Um dos pontos que as empresas europeias vão acompanhar de perto é a forma como estas regras serão operacionalizadas, nomeadamente prazos, mecanismos de verificação e eventuais exceções por setor. A previsibilidade regulatória - para cadeias de abastecimento, contratos de longo prazo e decisões de investimento - será determinante para medir o efeito real do acordo.
Também é expectável que o impacto não seja uniforme dentro do mercado único: setores mais expostos às exportações para os EUA (como a indústria automóvel e alguns segmentos industriais) podem sentir maior pressão, enquanto áreas abrangidas por isenções ganham margem para manter competitividade.

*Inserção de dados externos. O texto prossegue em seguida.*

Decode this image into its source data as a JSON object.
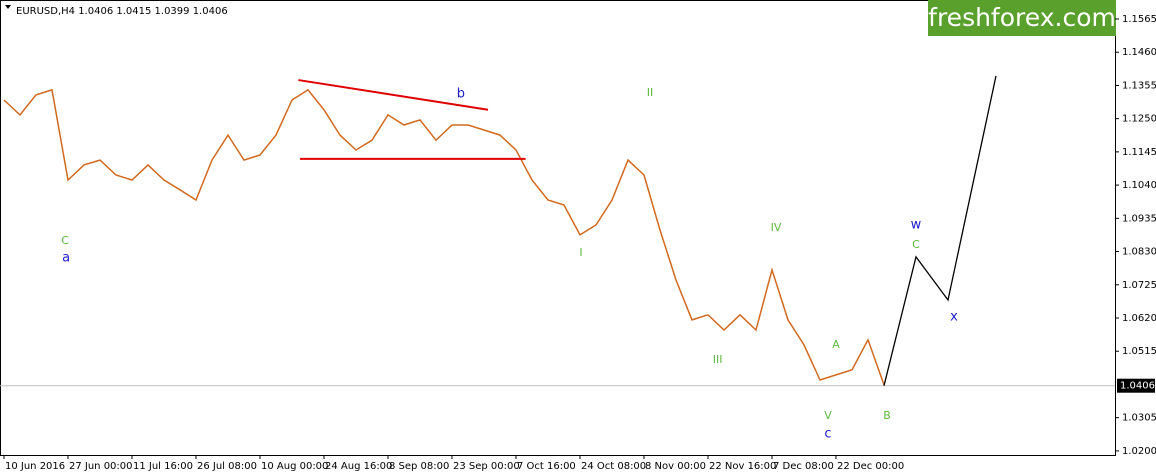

Aço e alumínio permanecem sem entendimento
Apesar do avanço noutros dossiês, mantém-se o bloqueio em torno do aço e do alumínio, cujas tarifas continuam fixadas em 50%. Este tema ficou de fora do acordo preliminar, divulgado a poucos dias do prazo definido por Trump: 1 de agosto. O presidente norte-americano tinha ameaçado elevar as tarifas para 30% caso não fosse alcançado um entendimento até essa data.
“É o maior acordo alguma vez feito.”
- Donald Trump, presidente dos EUA
Von der Leyen, por sua vez, salientou os efeitos de estabilização do compromisso: “(Este acordo) vai trazer estabilidade e previsibilidade. Isso é muito importante para as empresas de ambos os lados do Atlântico”.
As conversações entre os dois blocos deverão prolongar-se nos próximos meses, com o objetivo de aprofundar o acordo e clarificar pontos ainda pendentes.
Reações divididas na União Europeia
A decisão provocou respostas distintas dentro da UE. O ministro francês do Comércio Externo, Laurent Saint-Martin, considerou o acordo “desequilibrado” e criticou a ausência de vários elementos que Paris entende serem essenciais.
Já a primeira-ministra italiana, Giorgia Meloni, descreveu o entendimento como “sustentável”, embora tenha sublinhado a necessidade de analisar os pormenores com rigor.
No campo mais crítico, o primeiro-ministro húngaro, Viktor Orbán, afirmou que “isto não é um acordo”. Em linha semelhante, o primeiro-ministro belga, Bart de Wever, escreveu na rede social X: “Este é um momento de alívio, mas não de celebração”.
Em contraste, o chanceler alemão, Friedrich Merz, saudou o compromisso, argumentando que ajudou a evitar um confronto comercial que poderia ter causado danos relevantes à economia alemã - com destaque para a indústria automóvel.
Entre as empresas mais expostas estavam fabricantes como Volkswagen, Mercedes-Benz e BMW, que vinham a ser particularmente afetadas pela tarifa de 27,5% aplicada pelos EUA às importações de automóveis e componentes provenientes da UE.